- Born: 1862
- Died: January 9, 1916 (aged 53–54)
- Parent(s): Clarence Howard Clark Sr. Amie Hampton Wescott

= Clarence Howard Clark Jr. =

American financier

Clarence Howard Clark Jr. (1862 – January 9, 1916) was a financier in Philadelphia, Pennsylvania.

==Biography==
He was born in 1862 to Clarence Howard Clark Sr. He followed his father into his grandfather's business, hiring on as a clerk with E. W. Clark & Co. in 1879 and becoming a partner in 1885. He was admitted to the Philadelphia Stock Exchange in 1888 and served for 10 years as president of the Centennial National Bank.

The son, who often went by the name C. Howard Clark, built his own mansion near his father's house in West Philadelphia, at 4220 Spruce Street, on the southwest corner of 42nd Street. He later moved to "Chestnutwold Farm" at Valley Forge and Dorset roads in Devon, Pennsylvania, where he built a house in 1911 on a century-old 57-acre estate that he bought from Christopher Fallon, which he bought from the Perkins family. The Clarks sold the estate in 1923 for $250,000
($ today) to Dorothy E. Cadwalader.

An avid yachtman, Clark was a member of the Corinthian Yacht Club of Philadelphia; the New York Yacht Club; and the Eastern Yacht Club and the Corinthian, both of Marblehead, Massachusetts.

Clark died of "a stroke of apoplexy" on January 10, 1916, at the Pineland Country Club in Mullins, South Carolina.

He was survived by his wife, Eleanor D. Head Clark Jr., who died August 29, 1930, at her summer home in Northeast Harbor, Maine, and a son, Clarence H. Clark III (-1943). Clark III, whose own financial partnership, Kendrick & Co., failed in 1922, was a member of the First Troop Philadelphia City Cavalry, with which he served during World War I as a captain in the 310th Field Artillery.
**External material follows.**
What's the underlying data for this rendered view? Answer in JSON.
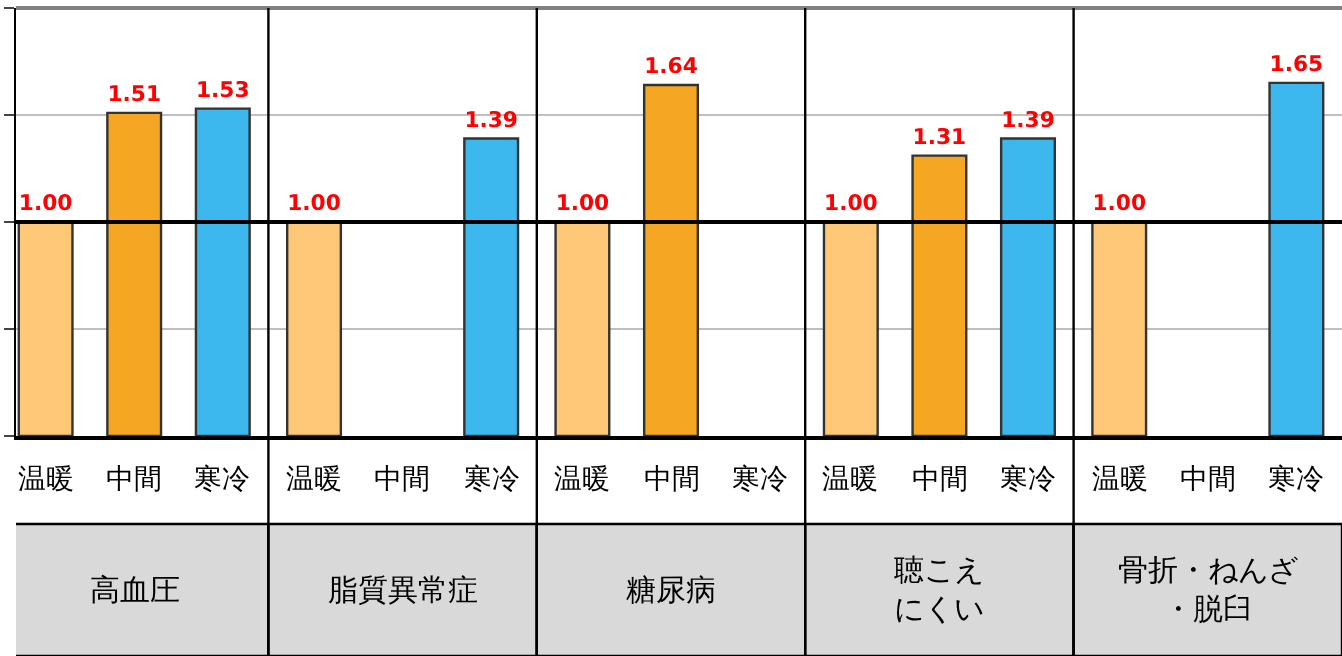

Clark III married Eleanor Townsend Clark (1899-1981), with whom he had two daughters, including Eleanor Yerkes, and a son, Clarence H. Clark IV, who served in the Army Air Corps during World War II. Clark IV, husband of Jean E. Clark, had a son, Clarence H. Clark V, and a daughter, Amy Clark (d. 2012). Clark V and his wife Kathleen had a son, Chip, and a daughter, Betsy.